Я спросил у него, что случилось.
– Ты видел новости или просматривал свежие газеты?
– Я оставил свой экземпляр «Стандарда» в метро, – ответил я.
– Ты не узнал имени убитой девушки?
Я сказал, что не прочел заметку. Такие вещи слишком пугают, чтобы о них думать.
Айвор с затравленным видом огляделся по сторонам и понизил голос:
– Убита Джейн Атертон. Она была подругой Хиби. Я называл ее «леди для алиби».
Сказать было нечего.
– Я принесу тебе экземпляр.
Вскоре он вернулся с газетой. Тело Джейн Атертон нашла ее мать. Несмотря на то, что они договорились созваниваться каждый день, у матери не было никаких вестей о дочери с тех пор, как она уехала от нее в прошлое воскресенье. Не получая ответа на свои телефонные звонки и очень встревожившись, она вернулась в Лондон в среду и вызвала полицию, чтобы проникнуть в квартиру. Джейн лежала на кровати с ножом в спине. Ее изнасиловали.
– Это меня немного тревожит, Роб.
Я на мгновение подумал – на очень короткое мгновение, – что он хотел сказать, это его расстроило. Она была женщиной, погибшей от рук неизвестного маньяка, ей было всего тридцать с небольшим. Но мне следовало лучше знать своего шурина.
– Я имею в виду, не связана ли ее смерть каким-то образом со мной? Имеет ли это отношение к гибели Хиби?

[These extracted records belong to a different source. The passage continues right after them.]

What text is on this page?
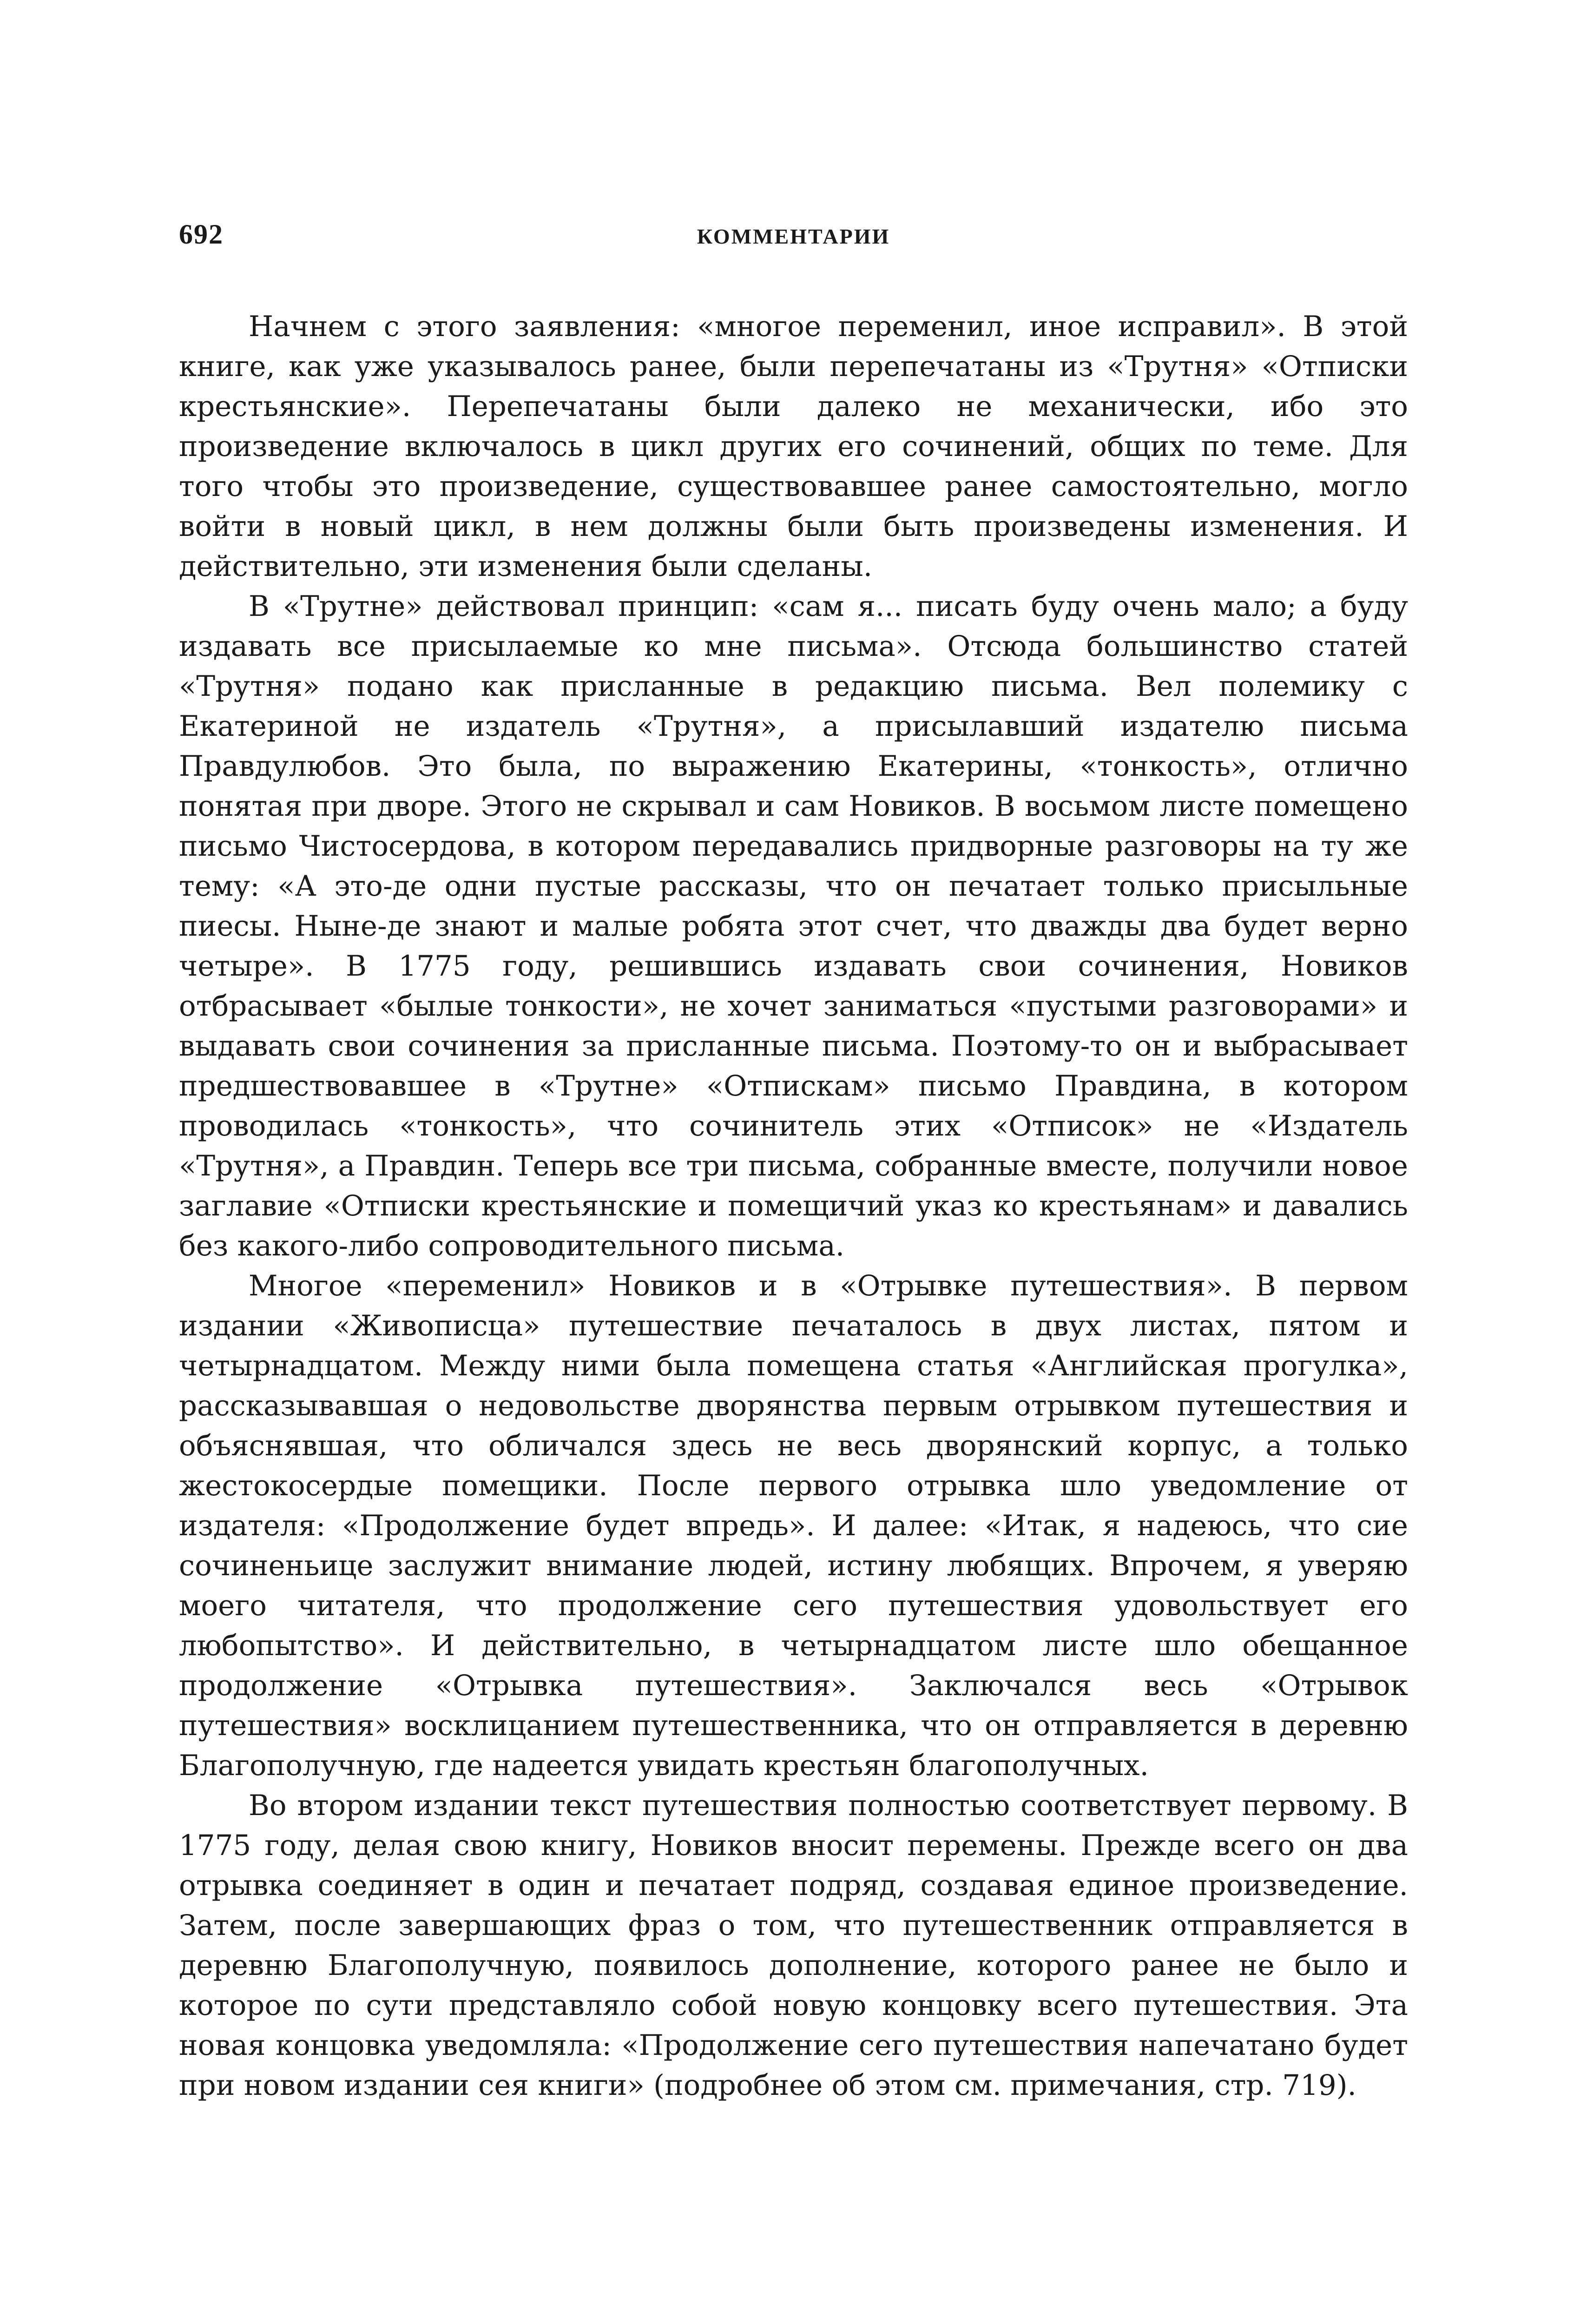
692	КОММЕНТАРИИ

Начнем с этого заявления: «многое переменил, иное исправил». В этой книге, как уже указывалось ранее, были перепечатаны из «Трутня» «Отписки крестьянские». Перепечатаны были далеко не механически, ибо это произведение включалось в цикл других его сочинений, общих по теме. Для того чтобы это произведение, существовавшее ранее самостоятельно, могло войти в новый цикл, в нем должны были быть произведены изменения. И действительно, эти изменения были сделаны.

В «Трутне» действовал принцип: «сам я... писать буду очень мало; а буду издавать все присылаемые ко мне письма». Отсюда большинство статей «Трутня» подано как присланные в редакцию письма. Вел полемику с Екатериной не издатель «Трутня», а присылавший издателю письма Правдулюбов. Это была, по выражению Екатерины, «тонкость», отлично понятая при дворе. Этого не скрывал и сам Новиков. В восьмом листе помещено письмо Чистосердова, в котором передавались придворные разговоры на ту же тему: «А это-де одни пустые рассказы, что он печатает только присыльные пиесы. Ныне-де знают и малые робята этот счет, что дважды два будет верно четыре». В 1775 году, решившись издавать свои сочинения, Новиков отбрасывает «былые тонкости», не хочет заниматься «пустыми разговорами» и выдавать свои сочинения за присланные письма. Поэтому-то он и выбрасывает предшествовавшее в «Трутне» «Отпискам» письмо Правдина, в котором проводилась «тонкость», что сочинитель этих «Отписок» не «Издатель «Трутня», а Правдин. Теперь все три письма, собранные вместе, получили новое заглавие «Отписки крестьянские и помещичий указ ко крестьянам» и давались без какого-либо сопроводительного письма.

Многое «переменил» Новиков и в «Отрывке путешествия». В первом издании «Живописца» путешествие печаталось в двух листах, пятом и четырнадцатом. Между ними была помещена статья «Английская прогулка», рассказывавшая о недовольстве дворянства первым отрывком путешествия и объяснявшая, что обличался здесь не весь дворянский корпус, а только жестокосердые помещики. После первого отрывка шло уведомление от издателя: «Продолжение будет впредь». И далее: «Итак, я надеюсь, что сие сочиненьице заслужит внимание людей, истину любящих. Впрочем, я уверяю моего читателя, что продолжение сего путешествия удовольствует его любопытство». И действительно, в четырнадцатом листе шло обещанное продолжение «Отрывка путешествия». Заключался весь «Отрывок путешествия» восклицанием путешественника, что он отправляется в деревню Благополучную, где надеется увидать крестьян благополучных.

Во втором издании текст путешествия полностью соответствует первому. В 1775 году, делая свою книгу, Новиков вносит перемены. Прежде всего он два отрывка соединяет в один и печатает подряд, создавая единое произведение. Затем, после завершающих фраз о том, что путешественник отправляется в деревню Благополучную, появилось дополнение, которого ранее не было и которое по сути представляло собой новую концовку всего путешествия. Эта новая концовка уведомляла: «Продолжение сего путешествия напечатано будет при новом издании сея книги» (подробнее об этом см. примечания, стр. 719).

На первый взгляд, это полная чушь, но, естественно, я не могу не беспокоиться. У таких вещей должен быть мотив, правда? Какой-то бандит просто так не приходит наугад к женщине и не дает ей по голове. Или так бывает?
Именно опасение быть резонером – или прослыть им – удерживает многих из нас от того, чтобы занять нравственную позицию. Мы не всегда были такими. Почти до середины XX века, по крайней мере, мы не стыдились сказать другу, что имярек – хам, который нарушил некий неписаный кодекс. Но теперь это все в прошлом, и хотя я признавался себе, что почти готов в тот момент прервать отношения с Айвором, но промолчал и не сделал этого. Возможно, я подумал о том, чтобы встать, сказать ему, что с меня хватит, и уйти, но я остался сидеть с ним за одним столом. В конце концов, так уже бывало раньше. Несколько раз. Кроме того, я не был уверен, смогу ли найти выход из лабиринта под названием «Вестминстерский дворец». Я сидел совершенно неподвижно и молчал. Если он это заметил, то не подал виду.